Mi mamá y su esposo llevan más de diez años casados, pero durante casi todo ese tiempo les fue imposible estar juntos todo el tiempo: tenían que dividirse el tiempo entre Caracas y Valencia, entre Venezuela y Estados Unidos… pero ahora están los dos en el mismo lugar de Florida, se despiertan juntos cada mañana, salen a caminar cada tarde. Ambos ya cerca de los 70, es ahora cuando pueden realmente acompañarse, y esto no había pasado sino en las condiciones creadas por la pandemia de coronavirus.

Mi mujer pudo finalmente lanzar el proyecto que llevaba mucho tiempo preparando. Yo recuperé, aunque a distancia, a muchos viejos amigos. 

En este momento alguien finalmente está aprendiendo a cocinar algo que quería comer, estará tomando una decisión difícil que había pospuesto, estará finalmente desprendiéndose de una pareja o de un trabajo que no quería. En este momento se estarán completando buenas novelas, se están concibiendo niños que harán cosas buenas en este mundo lleno de miedo y de tristeza. 

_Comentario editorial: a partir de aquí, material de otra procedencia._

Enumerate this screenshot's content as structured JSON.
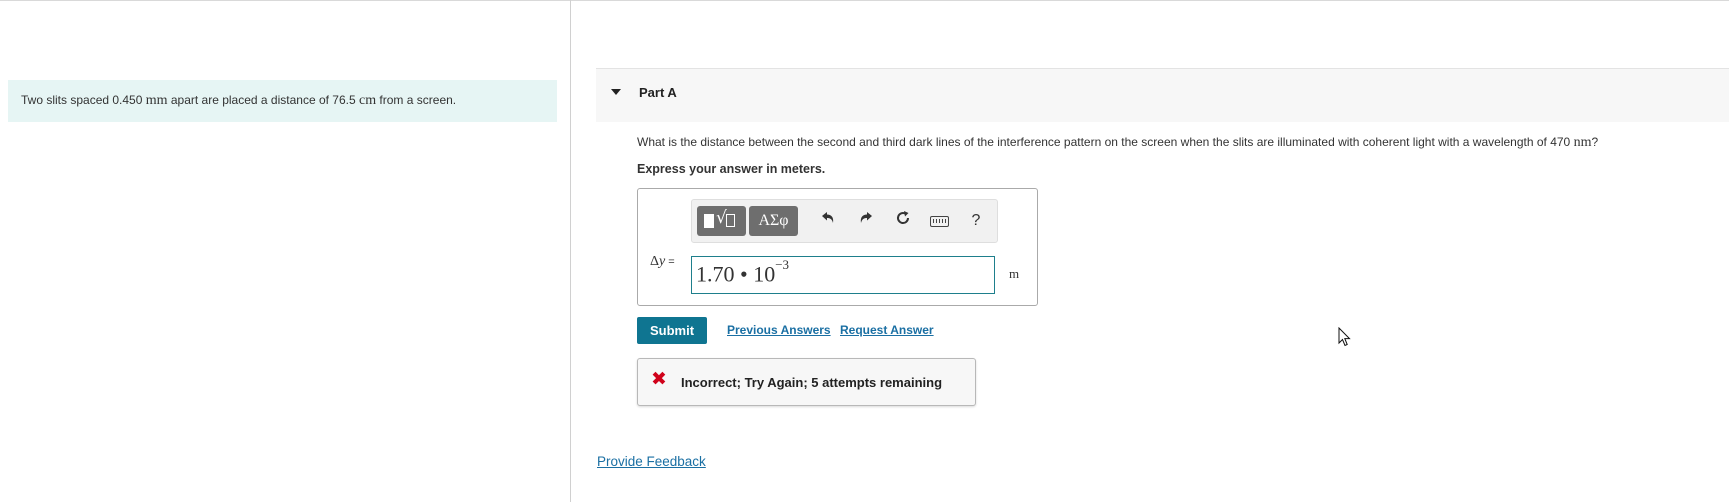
{
  "problem": {
    "text_1": "Two slits spaced 0.450 ",
    "unit_1": "mm",
    "text_2": " apart are placed a distance of 76.5 ",
    "unit_2": "cm",
    "text_3": " from a screen."
  },
  "part": {
    "title": "Part A",
    "question_text": "What is the distance between the second and third dark lines of the interference pattern on the screen when the slits are illuminated with coherent light with a wavelength of 470 ",
    "question_unit": "nm",
    "question_end": "?",
    "instruction": "Express your answer in meters."
  },
  "toolbar": {
    "greek_label": "ΑΣφ",
    "help_label": "?"
  },
  "answer": {
    "variable_symbol": "Δ",
    "variable_letter": "y",
    "equals": " =",
    "value_base": "1.70 • 10",
    "value_exponent": "−3",
    "unit": "m"
  },
  "actions": {
    "submit_label": "Submit",
    "previous_answers": "Previous Answers",
    "request_answer": "Request Answer"
  },
  "feedback": {
    "message": "Incorrect; Try Again; 5 attempts remaining",
    "icon": "x-mark-icon",
    "color": "#d0021b"
  },
  "footer": {
    "provide_feedback": "Provide Feedback"
  },
  "colors": {
    "accent": "#0f7591",
    "problem_bg": "#e6f5f4",
    "link": "#1a6fa3"
  }
}
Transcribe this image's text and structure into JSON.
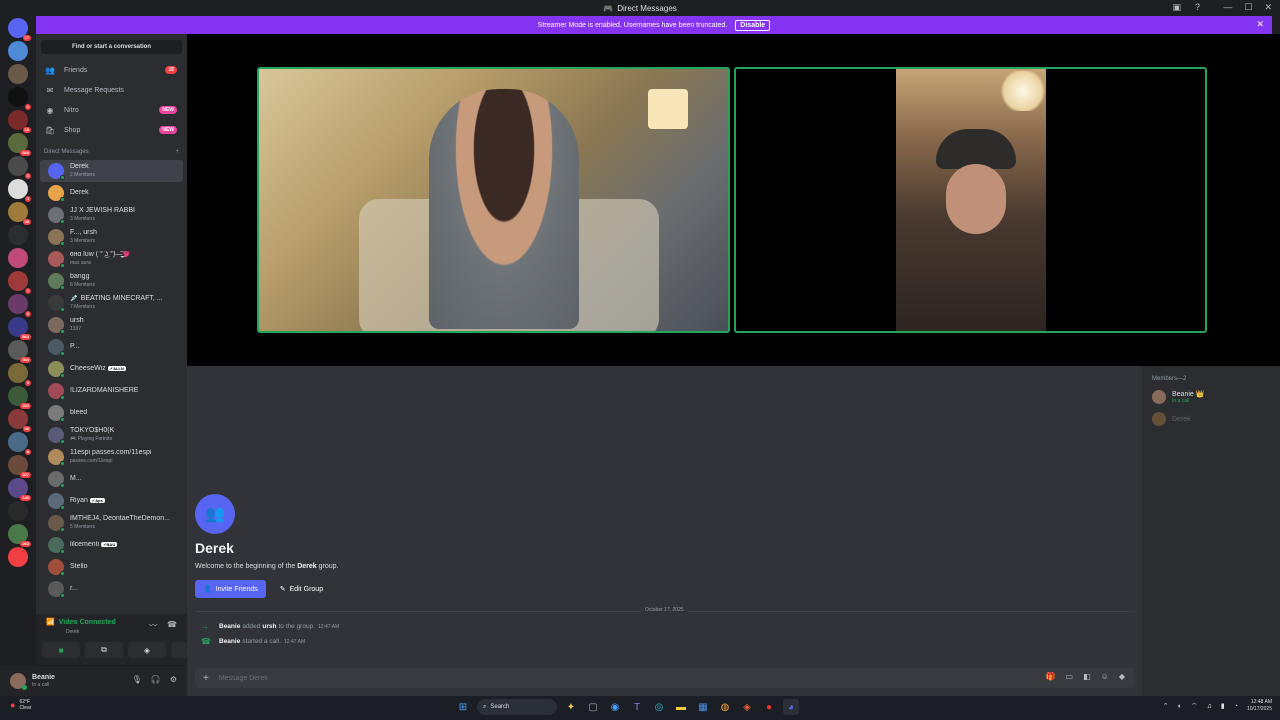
{
  "window": {
    "title": "Direct Messages"
  },
  "streamer_bar": {
    "text": "Streamer Mode is enabled. Usernames have been truncated.",
    "disable_label": "Disable"
  },
  "sidebar": {
    "search_label": "Find or start a conversation",
    "nav": [
      {
        "label": "Friends",
        "badge": "16",
        "icon": "friends-icon"
      },
      {
        "label": "Message Requests",
        "badge": "",
        "icon": "envelope-icon"
      },
      {
        "label": "Nitro",
        "badge": "NEW",
        "icon": "nitro-icon"
      },
      {
        "label": "Shop",
        "badge": "NEW",
        "icon": "shop-icon"
      }
    ],
    "dm_header": "Direct Messages",
    "dms": [
      {
        "name": "Derek",
        "sub": "2 Members",
        "active": true,
        "color": "#5865f2"
      },
      {
        "name": "Derek",
        "sub": "",
        "color": "#e8a34b"
      },
      {
        "name": "JJ X JEWISH RABBI",
        "sub": "3 Members",
        "color": "#6d6f78"
      },
      {
        "name": "F..., ursh",
        "sub": "3 Members",
        "color": "#8a7356"
      },
      {
        "name": "ɞʜɑ lʊw ( ͡° ͜ʖ ͡°)—̳͟͞͞💗",
        "sub": "max aura",
        "color": "#a85a5a"
      },
      {
        "name": "bangg",
        "sub": "8 Members",
        "color": "#5f7a5a"
      },
      {
        "name": "💉 BEATING MINECRAFT, ...",
        "sub": "7 Members",
        "color": "#3a3a3a"
      },
      {
        "name": "ursh",
        "sub": "1337",
        "color": "#7d6a5f"
      },
      {
        "name": "P...",
        "sub": "",
        "color": "#4a5a66"
      },
      {
        "name": "CheeseWiz",
        "sub": "",
        "tag": "✔ALLN",
        "color": "#8a8f5a"
      },
      {
        "name": "!LIZARDMANISHERE",
        "sub": "",
        "color": "#a04a5a"
      },
      {
        "name": "bleed",
        "sub": "",
        "color": "#7a7a7a"
      },
      {
        "name": "TOKYO$H0(K",
        "sub": "🎮 Playing Fortnite",
        "color": "#5a5a7a"
      },
      {
        "name": "11espi passes.com/11espi",
        "sub": "passes.com/11espi",
        "color": "#b08a5a"
      },
      {
        "name": "M...",
        "sub": "",
        "color": "#6a6a6a"
      },
      {
        "name": "Riyan",
        "sub": "",
        "tag": "✔Apx",
        "color": "#5a6a7a"
      },
      {
        "name": "IMTHEJ4, DeontaeTheDemon...",
        "sub": "5 Members",
        "color": "#6a5a4a"
      },
      {
        "name": "lilcementi",
        "sub": "",
        "tag": "✔BAU",
        "color": "#4a6a5a"
      },
      {
        "name": "Stello",
        "sub": "",
        "color": "#a0503a"
      },
      {
        "name": "r...",
        "sub": "",
        "color": "#5a5a5a"
      }
    ]
  },
  "voice": {
    "status": "Video Connected",
    "channel": "Derek"
  },
  "user": {
    "name": "Beanie",
    "status": "In a call"
  },
  "members": {
    "header": "Members—2",
    "list": [
      {
        "name": "Beanie 👑",
        "sub": "In a call"
      },
      {
        "name": "Derek",
        "sub": ""
      }
    ]
  },
  "chat": {
    "group_title": "Derek",
    "welcome_prefix": "Welcome to the beginning of the ",
    "welcome_name": "Derek",
    "welcome_suffix": " group.",
    "invite_label": "Invite Friends",
    "edit_label": "Edit Group",
    "date_divider": "October 17, 2025",
    "events": [
      {
        "actor": "Beanie",
        "verb": "added",
        "target": "ursh",
        "rest": "to the group.",
        "time": "12:47 AM"
      },
      {
        "actor": "Beanie",
        "verb": "started a call.",
        "target": "",
        "rest": "",
        "time": "12:47 AM"
      }
    ],
    "composer_placeholder": "Message Derek"
  },
  "taskbar": {
    "weather_temp": "62°F",
    "weather_cond": "Clear",
    "search_label": "Search",
    "time": "12:48 AM",
    "date": "10/17/2025"
  }
}
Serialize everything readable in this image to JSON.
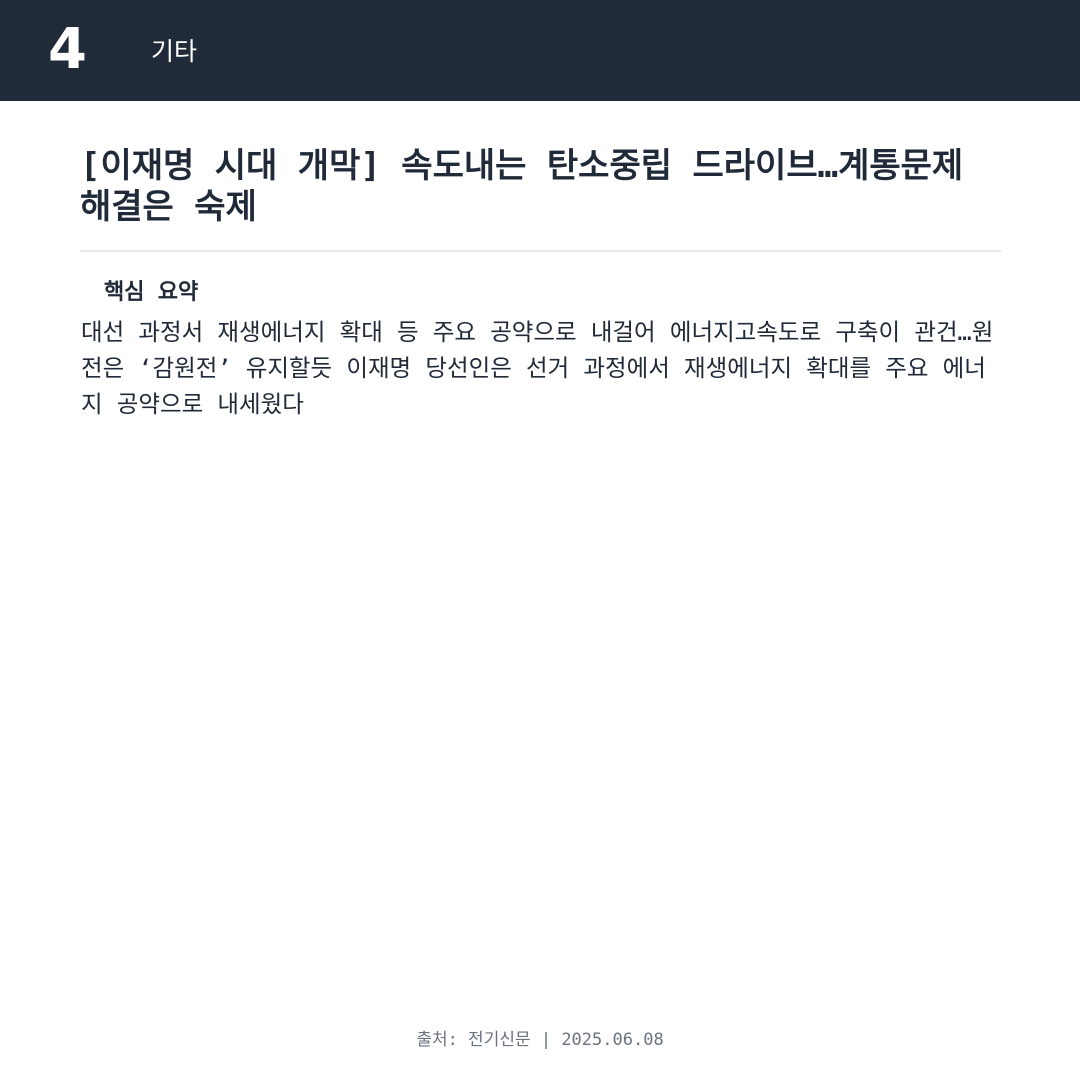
{
  "header": {
    "number": "4",
    "category": "기타"
  },
  "article": {
    "title": "[이재명 시대 개막] 속도내는 탄소중립 드라이브…계통문제 해결은 숙제",
    "summary_label": "핵심 요약",
    "summary_text": "대선 과정서 재생에너지 확대 등 주요 공약으로 내걸어 에너지고속도로 구축이 관건…원전은 ‘감원전’ 유지할듯 이재명 당선인은 선거 과정에서 재생에너지 확대를 주요 에너지 공약으로 내세웠다"
  },
  "footer": {
    "source": "출처: 전기신문 | 2025.06.08"
  },
  "colors": {
    "header_background": "#212a38",
    "text": "#212a38",
    "footer_text": "#6b7280",
    "divider": "#e5e7eb"
  }
}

Ese azar alrededor nuestro, dentro nuestro, que nos frustra los planes o nos corta el camino, también desentierra tesoros perdidos y nos despeja, aunque a bofetadas, ciertas penumbras de la cabeza. 

Ahora que nos asomamos a la ventana preguntándonos cuándo podremos volver a salir por la puerta, tratemos de recordarlo.